The truth is “girl world” can be a “dog eat dog world.” Unfortunately sometimes the nice people pleasers like myself get swallowed down first.
God gave me two daughters. I thought about how I want them to handle their friendships and how I can help them. My girls are 6 1/2 and 2 1/2 and I still have much to learn. Here are some ideas I came up with.
1) I don’t want to label their problems as “girl drama” or try to downgrade them. Even though the girl next door told your daughter her hair looks funny seems trivial, it is a big deal to your daughter. It might have ruined her day. You might be able to laugh it off, but she can’t.
2) You cannot always ignore the mean girls. It seems like my generation was taught to ignore them and they will go away. This doesn’t always work. Gossip continues. Backstabbing intesifies. Your daughter might find herself on “we’re friends…now we’re not…we’re friends again” roller coaster ride. Girls need to learn to stand for up themselves. They also need to learn that is OK to ask for help from a teacher or administrator. Some girls might benefit from karate, kickboxing, or judo lessons.

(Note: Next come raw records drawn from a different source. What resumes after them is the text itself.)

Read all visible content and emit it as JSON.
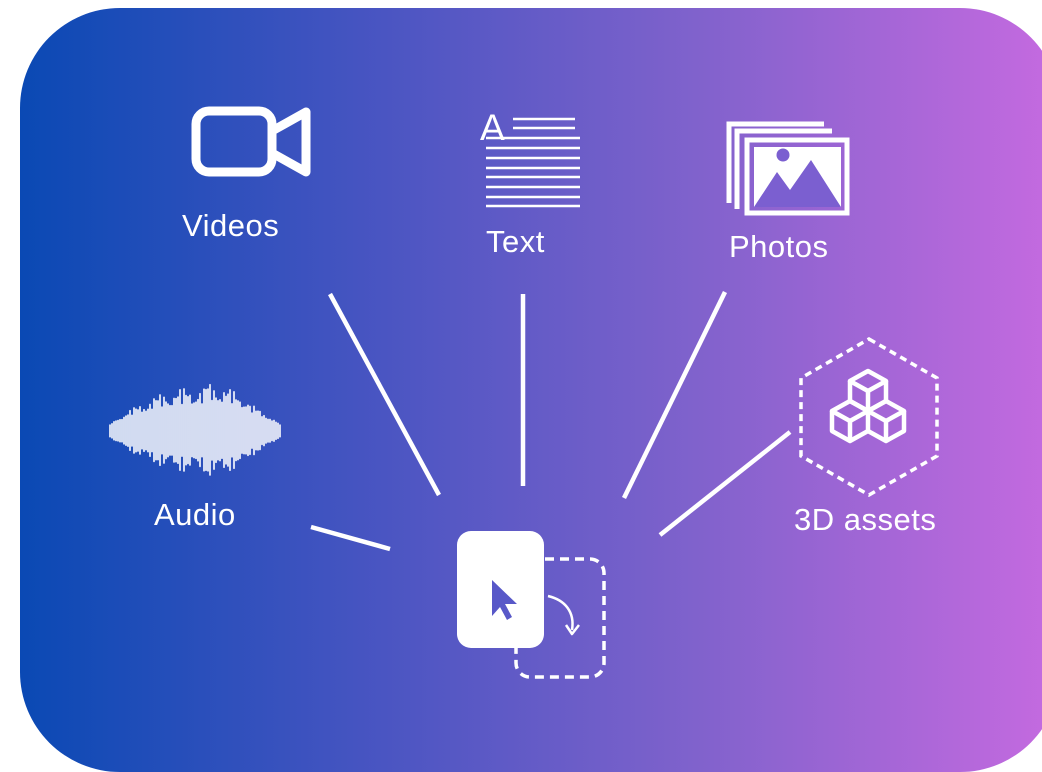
{
  "colors": {
    "gradient_start": "#0a49b4",
    "gradient_end": "#c66ae0",
    "foreground": "#ffffff",
    "cursor": "#5858c8"
  },
  "nodes": [
    {
      "id": "videos",
      "label": "Videos",
      "icon": "video-camera-icon"
    },
    {
      "id": "text",
      "label": "Text",
      "icon": "text-document-icon"
    },
    {
      "id": "photos",
      "label": "Photos",
      "icon": "photo-stack-icon"
    },
    {
      "id": "audio",
      "label": "Audio",
      "icon": "audio-waveform-icon"
    },
    {
      "id": "assets3d",
      "label": "3D assets",
      "icon": "3d-cubes-icon"
    }
  ],
  "center": {
    "icon": "drag-and-drop-cursor-icon"
  }
}
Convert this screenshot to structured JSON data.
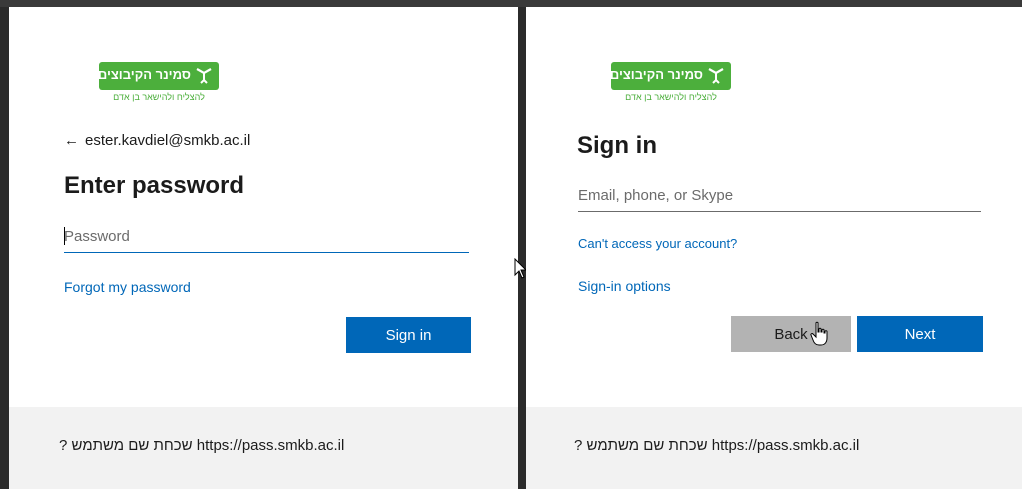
{
  "brand": {
    "logo_main": "סמינר הקיבוצים",
    "logo_sub": "להצליח ולהישאר בן אדם",
    "logo_color": "#4caf3c"
  },
  "left_panel": {
    "back_arrow_icon": "←",
    "email": "ester.kavdiel@smkb.ac.il",
    "title": "Enter password",
    "password_placeholder": "Password",
    "password_value": "",
    "forgot_link": "Forgot my password",
    "sign_in_button": "Sign in",
    "footer_text": "? שכחת שם משתמש https://pass.smkb.ac.il"
  },
  "right_panel": {
    "title": "Sign in",
    "email_placeholder": "Email, phone, or Skype",
    "email_value": "",
    "cant_access_link": "Can't access your account?",
    "signin_options_link": "Sign-in options",
    "back_button": "Back",
    "next_button": "Next",
    "footer_text": "? שכחת שם משתמש https://pass.smkb.ac.il"
  },
  "colors": {
    "accent": "#0067b8",
    "footer_bg": "#f2f2f2",
    "secondary_button": "#b3b3b3"
  }
}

3) Help them understand they do not have to be friends with everyone. We were constantly taught you should never exclude anyone. Yes girls need to be taught to show love and grace to others. To step out of their comfort zone. But it is OK to NOT be friends with someone if the friendship is not bearing fruit or causing more harm than good. It does not mean our daughters have to look the other way in the hall when they pass that girl or stop talking to her. It does mean to cultivate healthier friendships.
4) Have your husband help with the “girl” issues. Us moms sometimes find ourselves swept away with our daughter’s problems and we create our own drama. It is painful for us and sometimes unleashes our own insecurities. My “level headed” husband has helped put things in perspective. It is also good for my daughter to be able to share their struggles with him and receive advice. Mentors, youth leaders, school counselors, pastors, aunt, uncles, grandparents could fulfil this role as well.

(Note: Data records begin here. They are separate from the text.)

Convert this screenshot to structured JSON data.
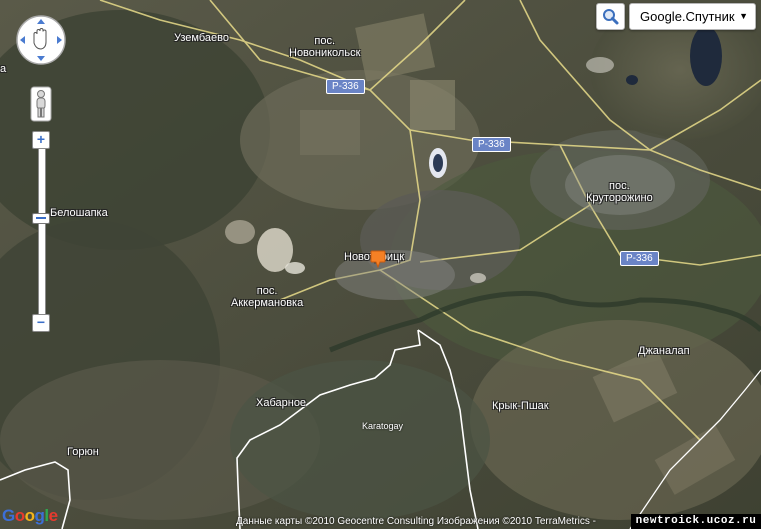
{
  "map": {
    "places": [
      {
        "id": "uzembaevo",
        "text": "Узембаево"
      },
      {
        "id": "novonikolsk",
        "text": "пос.\nНовоникольск"
      },
      {
        "id": "beloshapka",
        "text": "Белошапка"
      },
      {
        "id": "novotroitsk",
        "text": "Новотроицк"
      },
      {
        "id": "akkermanovka",
        "text": "пос.\nАккермановка"
      },
      {
        "id": "krutorozhino",
        "text": "пос.\nКруторожино"
      },
      {
        "id": "dzhanatalap",
        "text": "Джаналап"
      },
      {
        "id": "khabarnoe",
        "text": "Хабарное"
      },
      {
        "id": "kryk-pshak",
        "text": "Крык-Пшак"
      },
      {
        "id": "goryun",
        "text": "Горюн"
      },
      {
        "id": "karatogay",
        "text": "Karatogay"
      }
    ],
    "road_shields": [
      "Р-336",
      "Р-336",
      "Р-336"
    ],
    "edge_glyph": "а"
  },
  "controls": {
    "search_icon": "magnifier-icon",
    "map_type_label": "Google.Спутник",
    "map_type_caret": "▼",
    "zoom_in_label": "+",
    "zoom_out_label": "−",
    "pan_icon": "hand-pan-icon",
    "street_view_icon": "pegman-icon"
  },
  "footer": {
    "logo_text": "Google",
    "attribution": "Данные карты ©2010 Geocentre Consulting Изображения ©2010 TerraMetrics -",
    "watermark": "newtroick.ucoz.ru"
  },
  "colors": {
    "road": "#e8dc8a",
    "river": "#ffffff",
    "shield": "#6a84c6",
    "marker": "#f58025"
  }
}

5) Learning how to navigate through “girl” conflict in a positive light will help them when they become adults. I’ll never forget when I took my kids to the park and a mom’s group was setting up an Easter egg hunt for their kids. Somehow the plans got changed and a huge “mom fight” (thankfully not physical) broke out. It escalated to yelling and finger pointing while all the kids played around them. I really felt sorry for the kids who were front row eye witnesses. Every girl friendship whether they are five or thirty-five will go through rough patches. We cannot teach them to avoid conflict or run away from it. Rather they need the tools to navigate through it. And handle it positively. It will help them develop healthy friendships in the future.
And some resources…
I love the book Queen Bees and Wannabees (which I highly recommend) by Rosalind Wiseman. The movie Mean Girls starring Lindsay Lohan is based on this book. I also read Odd Girl Out by Rachel Simmons which was also a good read. There is a movie based on the book. It is a made for TV movie that aired on the Lifetime network. Aside from the acting not being as good, I found the plot line better.